Impaired Irs–1/Pi3–Kinase Signaling in Patients With Hcv: A Mechanism for Increased Prevalence of Type 2 Diabetes

Abstract

Patients with hepatitis C virus (HCV) infection have a greater risk of developing type 2 diabetes mellitus. However, the mechanism of this association is unclear. In this study, we examined the potential defects in upstream insulin signaling pathways in liver specimens obtained from nonobese/nondiabetic subjects with HCV infection. Fasting liver biopsy specimens were obtained from 42 HCV–infected subjects and 10 non–HCV–infected subjects matched for age and body mass index. Liver tissues were exposed to insulin and examined for the contents and phosphorylation/activation status of the upstream insulin signaling molecules by immunoprecipitation and Western blot analysis. HCV infection resulted in a trend toward a 2–fold to 3–fold increase in insulin receptor (IR) and insulin receptor substrate (IRS)–1 contents when compared with non–HCV. In contrast, insulin–stimulated IRS–1 tyrosine phosphorylation was decreased by 2–fold in HCV–infected subjects compared with non–HCV–infected subjects (P < .05). The observed reductions in IRS–1 tyrosine phosphorylation were accompanied by a 3.4–fold decrease in IRS–1/p85 phosphatidylinositol 3–kinase (PI3–kinase) association and a 2.5–fold decrease in IRS–1–associated PI3–kinase enzymatic activity (P < .05 vs. non–HCV). This was accompanied by a marked reduction in insulin–stimulated Akt phosphorylation without any alterations in mitogen–activated protein kinase (MAPK) phosphorylation.

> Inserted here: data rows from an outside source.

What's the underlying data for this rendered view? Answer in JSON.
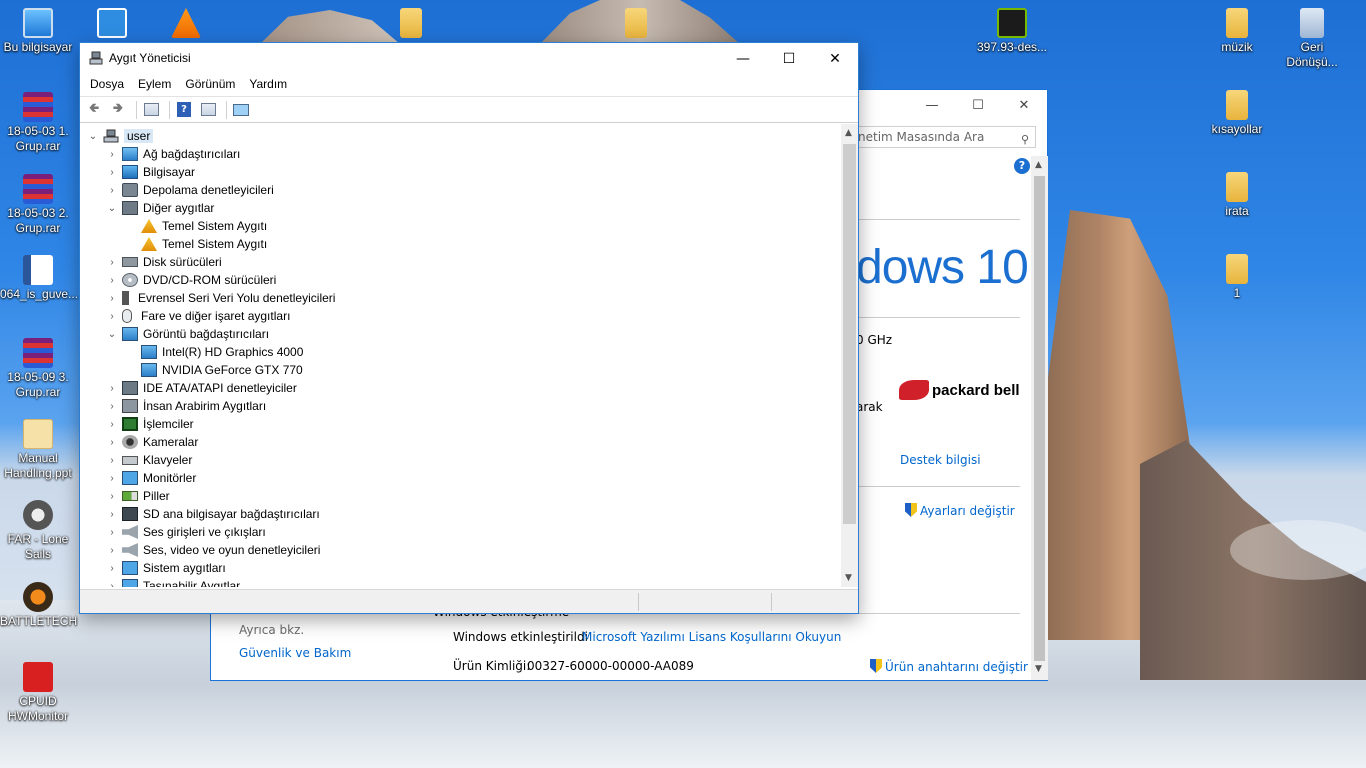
{
  "desktop": {
    "icons_left": [
      {
        "label": "Bu bilgisayar",
        "icon": "computer-icon"
      },
      {
        "label": "18-05-03 1. Grup.rar",
        "icon": "rar-archive-icon"
      },
      {
        "label": "18-05-03 2. Grup.rar",
        "icon": "rar-archive-icon"
      },
      {
        "label": "064_is_guve...",
        "icon": "word-document-icon"
      },
      {
        "label": "18-05-09 3. Grup.rar",
        "icon": "rar-archive-icon"
      },
      {
        "label": "Manual Handling.ppt",
        "icon": "powerpoint-icon"
      },
      {
        "label": "FAR - Lone Sails",
        "icon": "game-icon"
      },
      {
        "label": "BATTLETECH",
        "icon": "battletech-icon"
      },
      {
        "label": "CPUID HWMonitor",
        "icon": "hwmonitor-icon"
      }
    ],
    "icons_right": [
      {
        "label": "397.93-des...",
        "icon": "nvidia-icon"
      },
      {
        "label": "müzik",
        "icon": "folder-icon"
      },
      {
        "label": "Geri Dönüşü...",
        "icon": "recycle-bin-icon"
      },
      {
        "label": "kısayollar",
        "icon": "folder-icon"
      },
      {
        "label": "irata",
        "icon": "folder-icon"
      },
      {
        "label": "1",
        "icon": "folder-icon"
      }
    ]
  },
  "system_window": {
    "search_placeholder": "netim Masasında Ara",
    "windows_logo_text": "dows 10",
    "cpu_fragment": "0 GHz",
    "fragment_arak": "arak",
    "brand": "packard bell",
    "support_link": "Destek bilgisi",
    "change_settings": "Ayarları değiştir",
    "see_also": "Ayrıca bkz.",
    "security_link": "Güvenlik ve Bakım",
    "activation_heading": "Windows etkinleştirme",
    "activated_text": "Windows etkinleştirildi",
    "license_link": "Microsoft Yazılımı Lisans Koşullarını Okuyun",
    "product_id_label": "Ürün Kimliği:",
    "product_id_value": "00327-60000-00000-AA089",
    "change_key": "Ürün anahtarını değiştir"
  },
  "device_manager": {
    "title": "Aygıt Yöneticisi",
    "menu": [
      "Dosya",
      "Eylem",
      "Görünüm",
      "Yardım"
    ],
    "root": "user",
    "tree": [
      {
        "label": "Ağ bağdaştırıcıları",
        "icon": "network-adapter-icon",
        "expanded": false
      },
      {
        "label": "Bilgisayar",
        "icon": "computer-icon",
        "expanded": false
      },
      {
        "label": "Depolama denetleyicileri",
        "icon": "storage-controller-icon",
        "expanded": false
      },
      {
        "label": "Diğer aygıtlar",
        "icon": "other-devices-icon",
        "expanded": true,
        "children": [
          "Temel Sistem Aygıtı",
          "Temel Sistem Aygıtı"
        ]
      },
      {
        "label": "Disk sürücüleri",
        "icon": "disk-drive-icon",
        "expanded": false
      },
      {
        "label": "DVD/CD-ROM sürücüleri",
        "icon": "dvd-drive-icon",
        "expanded": false
      },
      {
        "label": "Evrensel Seri Veri Yolu denetleyicileri",
        "icon": "usb-icon",
        "expanded": false
      },
      {
        "label": "Fare ve diğer işaret aygıtları",
        "icon": "mouse-icon",
        "expanded": false
      },
      {
        "label": "Görüntü bağdaştırıcıları",
        "icon": "display-adapter-icon",
        "expanded": true,
        "children": [
          "Intel(R) HD Graphics 4000",
          "NVIDIA GeForce GTX 770"
        ]
      },
      {
        "label": "IDE ATA/ATAPI denetleyiciler",
        "icon": "ide-controller-icon",
        "expanded": false
      },
      {
        "label": "İnsan Arabirim Aygıtları",
        "icon": "hid-icon",
        "expanded": false
      },
      {
        "label": "İşlemciler",
        "icon": "processor-icon",
        "expanded": false
      },
      {
        "label": "Kameralar",
        "icon": "camera-icon",
        "expanded": false
      },
      {
        "label": "Klavyeler",
        "icon": "keyboard-icon",
        "expanded": false
      },
      {
        "label": "Monitörler",
        "icon": "monitor-icon",
        "expanded": false
      },
      {
        "label": "Piller",
        "icon": "battery-icon",
        "expanded": false
      },
      {
        "label": "SD ana bilgisayar bağdaştırıcıları",
        "icon": "sd-host-icon",
        "expanded": false
      },
      {
        "label": "Ses girişleri ve çıkışları",
        "icon": "audio-io-icon",
        "expanded": false
      },
      {
        "label": "Ses, video ve oyun denetleyicileri",
        "icon": "sound-controller-icon",
        "expanded": false
      },
      {
        "label": "Sistem aygıtları",
        "icon": "system-devices-icon",
        "expanded": false
      },
      {
        "label": "Taşınabilir Aygıtlar",
        "icon": "portable-devices-icon",
        "expanded": false
      }
    ]
  },
  "colors": {
    "accent": "#1a73d8",
    "link": "#0066cc",
    "selection": "#d9e8f7"
  }
}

Cellular contents of the hepatic p85 subunit of PI3–kinase were comparable between HCV–infected and non–HCV–infected subjects. In conclusion, we found that (1) HCV infection leads to a postreceptor defect in IRS–1 association with the IR and (2) insulin signaling defects in hepatic IRS–1 tyrosine phosphorylation and PI3–kinase association/activation may contribute to insulin resistance, which leads to the development of type 2 diabetes mellitus in patients with HCV infection.